Vortices without inflow: bound spectra in horizonless rotational analogs

H. S. Vieira, Kyriakos Destounis

Published: 2025/6/3

Abstract

Analog gravity experiments are making remarkable strides in unveiling both the classical and quantum nature of black holes. By harnessing diverse states of matter, contemporary tabletop setups now replicate strong-field phenomena typically confined to the enigmatic regions surrounding black holes. Through these modern gravity simulators, physical processes once considered elusive may finally be brought into experimental reach. In this work, we investigate the spectrum of massless scalar excitations propagating within the effective geometry of a rotating acoustic metric. Specifically, we build an analog vortex-like spacetime endowed with a tunable parameter that emulates the geometry of a rotating gravitational background. This model accommodates both the presence of a sonic horizon, characteristic of an acoustic black hole for non-zero tuning parameters, and its absence when the parameter vanishes, yielding a horizonless, purely rotational vortex flow devoid of radial inflow.

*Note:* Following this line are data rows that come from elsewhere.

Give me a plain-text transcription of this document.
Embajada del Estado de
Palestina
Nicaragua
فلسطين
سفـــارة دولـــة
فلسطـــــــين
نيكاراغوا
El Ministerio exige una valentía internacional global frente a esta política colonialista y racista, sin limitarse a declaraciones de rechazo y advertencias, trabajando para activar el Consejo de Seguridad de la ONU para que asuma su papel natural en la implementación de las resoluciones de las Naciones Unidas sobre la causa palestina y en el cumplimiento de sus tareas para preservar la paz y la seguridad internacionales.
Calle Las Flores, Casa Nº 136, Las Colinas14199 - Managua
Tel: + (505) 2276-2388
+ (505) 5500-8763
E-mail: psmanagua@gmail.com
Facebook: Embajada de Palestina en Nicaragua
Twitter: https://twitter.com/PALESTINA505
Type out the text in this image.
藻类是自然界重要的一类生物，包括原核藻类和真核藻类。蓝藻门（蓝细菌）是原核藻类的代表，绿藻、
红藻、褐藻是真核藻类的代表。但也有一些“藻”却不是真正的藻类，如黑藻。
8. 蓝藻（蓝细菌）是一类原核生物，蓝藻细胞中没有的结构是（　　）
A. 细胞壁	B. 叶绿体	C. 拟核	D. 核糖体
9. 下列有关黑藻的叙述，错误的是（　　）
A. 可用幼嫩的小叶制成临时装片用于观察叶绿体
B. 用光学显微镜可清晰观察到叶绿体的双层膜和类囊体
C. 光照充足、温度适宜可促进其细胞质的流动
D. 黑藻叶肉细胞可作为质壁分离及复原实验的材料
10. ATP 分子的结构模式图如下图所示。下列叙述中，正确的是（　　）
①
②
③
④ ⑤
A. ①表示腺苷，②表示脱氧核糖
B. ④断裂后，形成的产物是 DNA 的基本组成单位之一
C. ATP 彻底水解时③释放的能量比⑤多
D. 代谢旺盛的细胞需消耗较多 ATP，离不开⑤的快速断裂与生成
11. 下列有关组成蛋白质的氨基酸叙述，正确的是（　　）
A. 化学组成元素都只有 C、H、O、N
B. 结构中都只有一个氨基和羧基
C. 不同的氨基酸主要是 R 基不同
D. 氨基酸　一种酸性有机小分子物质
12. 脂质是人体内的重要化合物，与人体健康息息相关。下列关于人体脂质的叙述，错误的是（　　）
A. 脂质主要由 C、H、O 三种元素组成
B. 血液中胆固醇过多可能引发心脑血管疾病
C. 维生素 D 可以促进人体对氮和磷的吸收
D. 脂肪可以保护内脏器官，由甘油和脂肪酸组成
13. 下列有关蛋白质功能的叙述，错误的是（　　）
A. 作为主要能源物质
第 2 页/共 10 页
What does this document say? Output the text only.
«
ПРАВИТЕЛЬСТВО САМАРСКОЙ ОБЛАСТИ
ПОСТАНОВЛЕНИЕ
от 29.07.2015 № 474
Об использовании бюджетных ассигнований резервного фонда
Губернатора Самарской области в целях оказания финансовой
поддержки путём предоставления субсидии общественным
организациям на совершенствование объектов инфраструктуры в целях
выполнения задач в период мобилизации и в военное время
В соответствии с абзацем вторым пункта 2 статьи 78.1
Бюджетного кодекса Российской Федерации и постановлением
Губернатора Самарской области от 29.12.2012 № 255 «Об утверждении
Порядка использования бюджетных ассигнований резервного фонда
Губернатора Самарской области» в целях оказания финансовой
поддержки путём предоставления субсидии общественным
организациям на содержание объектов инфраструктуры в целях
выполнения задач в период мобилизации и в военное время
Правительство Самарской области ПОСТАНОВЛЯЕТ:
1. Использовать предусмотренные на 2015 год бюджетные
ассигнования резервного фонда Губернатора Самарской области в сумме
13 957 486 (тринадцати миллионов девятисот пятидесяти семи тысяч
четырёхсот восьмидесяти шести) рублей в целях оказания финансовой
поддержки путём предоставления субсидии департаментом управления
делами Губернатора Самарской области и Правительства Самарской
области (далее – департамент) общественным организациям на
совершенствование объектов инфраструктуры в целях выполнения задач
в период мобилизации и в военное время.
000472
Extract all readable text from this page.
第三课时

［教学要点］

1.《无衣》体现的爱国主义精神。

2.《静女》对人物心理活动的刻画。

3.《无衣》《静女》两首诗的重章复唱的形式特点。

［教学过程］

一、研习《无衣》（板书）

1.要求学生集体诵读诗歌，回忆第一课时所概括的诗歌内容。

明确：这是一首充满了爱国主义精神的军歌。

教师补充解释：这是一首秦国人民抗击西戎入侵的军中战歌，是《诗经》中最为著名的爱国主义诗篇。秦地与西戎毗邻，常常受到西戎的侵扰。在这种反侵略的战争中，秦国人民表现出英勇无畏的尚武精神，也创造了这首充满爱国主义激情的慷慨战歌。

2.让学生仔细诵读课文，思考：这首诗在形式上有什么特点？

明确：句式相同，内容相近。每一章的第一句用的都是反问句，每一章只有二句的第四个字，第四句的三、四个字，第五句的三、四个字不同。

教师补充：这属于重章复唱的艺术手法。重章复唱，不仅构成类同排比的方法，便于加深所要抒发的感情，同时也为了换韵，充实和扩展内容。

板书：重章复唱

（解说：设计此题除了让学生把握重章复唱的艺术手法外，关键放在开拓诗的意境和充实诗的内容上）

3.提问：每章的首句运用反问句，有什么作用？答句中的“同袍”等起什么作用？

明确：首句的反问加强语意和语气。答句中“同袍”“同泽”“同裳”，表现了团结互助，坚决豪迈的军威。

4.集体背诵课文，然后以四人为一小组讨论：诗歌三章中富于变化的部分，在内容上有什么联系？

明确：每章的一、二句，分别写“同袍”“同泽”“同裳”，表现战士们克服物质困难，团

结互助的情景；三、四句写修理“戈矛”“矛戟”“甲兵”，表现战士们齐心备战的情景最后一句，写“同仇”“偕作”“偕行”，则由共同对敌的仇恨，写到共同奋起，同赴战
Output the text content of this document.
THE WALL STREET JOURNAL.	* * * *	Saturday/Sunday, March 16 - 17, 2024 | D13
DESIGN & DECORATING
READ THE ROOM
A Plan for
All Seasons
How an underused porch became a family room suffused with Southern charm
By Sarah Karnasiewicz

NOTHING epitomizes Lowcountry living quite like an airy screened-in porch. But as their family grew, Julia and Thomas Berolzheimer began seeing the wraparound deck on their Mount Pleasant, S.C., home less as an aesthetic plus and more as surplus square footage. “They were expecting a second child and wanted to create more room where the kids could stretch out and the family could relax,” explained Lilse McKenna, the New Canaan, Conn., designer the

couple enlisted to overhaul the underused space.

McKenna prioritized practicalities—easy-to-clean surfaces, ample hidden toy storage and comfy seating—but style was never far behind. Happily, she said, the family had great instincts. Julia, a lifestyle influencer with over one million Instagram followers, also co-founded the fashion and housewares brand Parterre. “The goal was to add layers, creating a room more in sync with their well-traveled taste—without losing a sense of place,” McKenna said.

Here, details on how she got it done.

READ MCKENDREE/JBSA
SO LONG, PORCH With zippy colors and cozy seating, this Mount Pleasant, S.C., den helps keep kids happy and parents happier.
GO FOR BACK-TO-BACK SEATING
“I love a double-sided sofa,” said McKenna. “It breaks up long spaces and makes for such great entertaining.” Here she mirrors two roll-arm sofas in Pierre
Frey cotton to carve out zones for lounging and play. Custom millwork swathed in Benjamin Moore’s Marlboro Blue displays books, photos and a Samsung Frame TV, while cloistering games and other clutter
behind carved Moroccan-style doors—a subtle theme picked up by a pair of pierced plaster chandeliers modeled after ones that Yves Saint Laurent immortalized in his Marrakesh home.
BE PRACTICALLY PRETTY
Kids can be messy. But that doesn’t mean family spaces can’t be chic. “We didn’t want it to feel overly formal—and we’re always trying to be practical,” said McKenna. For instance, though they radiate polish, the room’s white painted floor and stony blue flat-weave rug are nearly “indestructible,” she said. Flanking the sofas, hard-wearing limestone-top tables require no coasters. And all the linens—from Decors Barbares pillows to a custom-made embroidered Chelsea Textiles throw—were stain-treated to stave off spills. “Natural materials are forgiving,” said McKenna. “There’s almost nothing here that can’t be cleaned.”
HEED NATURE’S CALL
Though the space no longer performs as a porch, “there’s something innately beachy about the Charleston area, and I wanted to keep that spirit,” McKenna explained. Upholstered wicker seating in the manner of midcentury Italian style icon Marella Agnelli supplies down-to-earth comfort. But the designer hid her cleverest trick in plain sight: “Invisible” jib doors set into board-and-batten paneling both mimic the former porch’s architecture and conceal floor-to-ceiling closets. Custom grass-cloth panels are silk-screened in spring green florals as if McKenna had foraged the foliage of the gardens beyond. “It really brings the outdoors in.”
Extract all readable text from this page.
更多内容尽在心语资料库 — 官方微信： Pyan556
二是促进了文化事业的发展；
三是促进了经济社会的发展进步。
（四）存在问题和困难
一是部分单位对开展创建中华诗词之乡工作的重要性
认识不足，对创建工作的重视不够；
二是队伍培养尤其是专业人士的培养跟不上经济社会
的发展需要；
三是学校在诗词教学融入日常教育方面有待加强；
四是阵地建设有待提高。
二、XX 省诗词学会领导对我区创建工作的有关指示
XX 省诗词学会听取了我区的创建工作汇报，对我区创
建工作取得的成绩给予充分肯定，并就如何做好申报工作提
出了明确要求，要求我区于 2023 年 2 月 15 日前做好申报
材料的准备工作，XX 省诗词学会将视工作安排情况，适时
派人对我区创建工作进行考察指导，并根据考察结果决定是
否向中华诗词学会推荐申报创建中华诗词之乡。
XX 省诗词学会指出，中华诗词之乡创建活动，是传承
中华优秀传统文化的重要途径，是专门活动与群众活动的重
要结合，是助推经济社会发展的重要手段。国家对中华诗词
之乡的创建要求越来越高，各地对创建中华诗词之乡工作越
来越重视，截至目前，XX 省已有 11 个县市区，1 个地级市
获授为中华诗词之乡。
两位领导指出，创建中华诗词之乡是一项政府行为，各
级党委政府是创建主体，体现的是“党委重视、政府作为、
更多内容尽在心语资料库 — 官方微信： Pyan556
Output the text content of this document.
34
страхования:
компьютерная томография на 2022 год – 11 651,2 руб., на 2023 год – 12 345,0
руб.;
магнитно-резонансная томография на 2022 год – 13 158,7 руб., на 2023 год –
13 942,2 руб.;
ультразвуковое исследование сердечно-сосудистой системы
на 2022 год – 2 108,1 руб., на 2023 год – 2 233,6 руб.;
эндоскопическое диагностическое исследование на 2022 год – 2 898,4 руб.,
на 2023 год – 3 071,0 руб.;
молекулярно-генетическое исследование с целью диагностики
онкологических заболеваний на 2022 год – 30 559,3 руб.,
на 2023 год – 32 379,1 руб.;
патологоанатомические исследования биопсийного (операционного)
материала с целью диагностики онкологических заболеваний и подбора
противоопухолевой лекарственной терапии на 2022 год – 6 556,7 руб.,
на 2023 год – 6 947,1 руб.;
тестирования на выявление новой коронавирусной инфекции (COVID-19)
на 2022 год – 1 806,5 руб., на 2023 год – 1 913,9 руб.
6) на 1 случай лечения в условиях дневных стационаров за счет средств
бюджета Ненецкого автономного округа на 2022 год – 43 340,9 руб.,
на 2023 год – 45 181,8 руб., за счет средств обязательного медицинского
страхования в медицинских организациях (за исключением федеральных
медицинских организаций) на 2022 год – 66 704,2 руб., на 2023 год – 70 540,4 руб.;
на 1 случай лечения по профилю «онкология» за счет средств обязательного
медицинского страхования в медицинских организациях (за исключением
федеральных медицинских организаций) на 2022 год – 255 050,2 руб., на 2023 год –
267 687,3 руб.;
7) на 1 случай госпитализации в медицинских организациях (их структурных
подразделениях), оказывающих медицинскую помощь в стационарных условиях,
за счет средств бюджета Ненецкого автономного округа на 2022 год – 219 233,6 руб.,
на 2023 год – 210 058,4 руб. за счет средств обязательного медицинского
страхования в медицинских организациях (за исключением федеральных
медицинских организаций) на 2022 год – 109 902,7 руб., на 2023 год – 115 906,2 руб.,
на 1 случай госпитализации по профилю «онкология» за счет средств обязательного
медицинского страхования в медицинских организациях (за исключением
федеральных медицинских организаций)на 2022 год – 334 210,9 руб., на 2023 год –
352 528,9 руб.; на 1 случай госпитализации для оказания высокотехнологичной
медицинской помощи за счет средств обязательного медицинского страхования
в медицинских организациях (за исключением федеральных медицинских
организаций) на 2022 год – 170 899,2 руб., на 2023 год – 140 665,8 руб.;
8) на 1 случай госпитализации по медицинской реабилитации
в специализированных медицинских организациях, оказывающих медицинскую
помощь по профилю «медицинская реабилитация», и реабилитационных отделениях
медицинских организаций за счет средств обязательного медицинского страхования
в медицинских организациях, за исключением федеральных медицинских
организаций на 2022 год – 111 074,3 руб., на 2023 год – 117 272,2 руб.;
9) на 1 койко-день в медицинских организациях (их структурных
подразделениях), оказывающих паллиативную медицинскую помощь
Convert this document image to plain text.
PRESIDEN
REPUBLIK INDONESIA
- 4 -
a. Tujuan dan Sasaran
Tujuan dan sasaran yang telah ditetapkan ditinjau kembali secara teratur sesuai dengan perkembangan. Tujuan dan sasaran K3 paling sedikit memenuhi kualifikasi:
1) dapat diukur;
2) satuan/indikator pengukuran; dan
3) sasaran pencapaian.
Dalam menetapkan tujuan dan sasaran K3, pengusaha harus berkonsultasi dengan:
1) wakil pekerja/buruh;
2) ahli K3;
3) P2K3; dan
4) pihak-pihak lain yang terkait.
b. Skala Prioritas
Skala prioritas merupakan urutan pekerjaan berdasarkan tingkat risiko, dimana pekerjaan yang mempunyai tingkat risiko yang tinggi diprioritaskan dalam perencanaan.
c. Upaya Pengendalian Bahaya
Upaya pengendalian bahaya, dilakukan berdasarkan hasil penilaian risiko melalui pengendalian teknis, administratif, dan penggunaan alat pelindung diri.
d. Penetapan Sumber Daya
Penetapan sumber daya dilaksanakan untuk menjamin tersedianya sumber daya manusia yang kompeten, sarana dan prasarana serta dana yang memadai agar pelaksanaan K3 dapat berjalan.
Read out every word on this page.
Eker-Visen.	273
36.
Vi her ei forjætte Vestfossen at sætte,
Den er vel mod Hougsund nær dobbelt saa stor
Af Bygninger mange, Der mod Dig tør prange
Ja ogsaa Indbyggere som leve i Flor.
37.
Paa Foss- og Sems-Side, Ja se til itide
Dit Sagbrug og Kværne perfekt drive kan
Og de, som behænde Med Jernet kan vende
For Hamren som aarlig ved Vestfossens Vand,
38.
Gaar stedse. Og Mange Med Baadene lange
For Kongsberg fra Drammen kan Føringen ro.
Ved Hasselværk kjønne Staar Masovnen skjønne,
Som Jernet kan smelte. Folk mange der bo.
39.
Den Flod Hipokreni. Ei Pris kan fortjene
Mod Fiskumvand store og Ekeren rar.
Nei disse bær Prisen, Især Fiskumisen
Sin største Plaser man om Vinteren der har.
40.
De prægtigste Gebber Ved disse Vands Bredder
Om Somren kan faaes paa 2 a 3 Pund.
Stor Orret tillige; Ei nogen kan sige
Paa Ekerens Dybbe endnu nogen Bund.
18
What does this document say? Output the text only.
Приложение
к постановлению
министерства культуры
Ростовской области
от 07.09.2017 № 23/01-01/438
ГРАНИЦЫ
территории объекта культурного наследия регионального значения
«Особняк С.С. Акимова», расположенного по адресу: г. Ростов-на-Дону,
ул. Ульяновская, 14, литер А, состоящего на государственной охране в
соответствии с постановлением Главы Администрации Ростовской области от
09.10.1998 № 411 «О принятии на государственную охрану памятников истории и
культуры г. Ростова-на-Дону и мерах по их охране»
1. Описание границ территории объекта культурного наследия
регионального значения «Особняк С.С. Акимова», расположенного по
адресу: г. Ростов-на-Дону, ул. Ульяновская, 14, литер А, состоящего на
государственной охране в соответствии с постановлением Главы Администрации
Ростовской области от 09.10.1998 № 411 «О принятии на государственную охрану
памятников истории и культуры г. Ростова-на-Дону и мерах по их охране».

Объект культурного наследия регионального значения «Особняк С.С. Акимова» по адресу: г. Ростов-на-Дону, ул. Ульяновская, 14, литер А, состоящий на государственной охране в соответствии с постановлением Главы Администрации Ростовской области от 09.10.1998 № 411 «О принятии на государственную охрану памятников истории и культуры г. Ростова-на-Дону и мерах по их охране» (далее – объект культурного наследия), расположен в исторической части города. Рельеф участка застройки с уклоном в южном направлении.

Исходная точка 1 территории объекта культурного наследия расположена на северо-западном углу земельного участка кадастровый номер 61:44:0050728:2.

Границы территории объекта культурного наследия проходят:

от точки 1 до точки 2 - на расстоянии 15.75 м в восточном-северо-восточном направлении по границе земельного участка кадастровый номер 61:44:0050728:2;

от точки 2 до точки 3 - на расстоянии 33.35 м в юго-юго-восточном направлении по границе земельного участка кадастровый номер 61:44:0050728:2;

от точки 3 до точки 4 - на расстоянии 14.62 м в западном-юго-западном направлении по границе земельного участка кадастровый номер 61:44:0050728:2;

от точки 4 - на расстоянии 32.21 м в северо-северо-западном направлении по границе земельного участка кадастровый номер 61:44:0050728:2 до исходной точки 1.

We focus on the case where the vortex flow is purely rotational. The resulting spectral properties is found to be qualitatively consistent with that observed in recent experimental realizations of giant multiply quantum vortices featuring solid or hollow cores. This correspondence suggests that the analog spacetime used here holds significant potential to replicate, qualitatively, the phenomenology of cutting-edge laboratory experiments. In doing so, it offers new insight into the intricate landscape of analog black-hole spectroscopy and, potentially, the resonant topography of bounded, rotating astrophysical environments around black holes.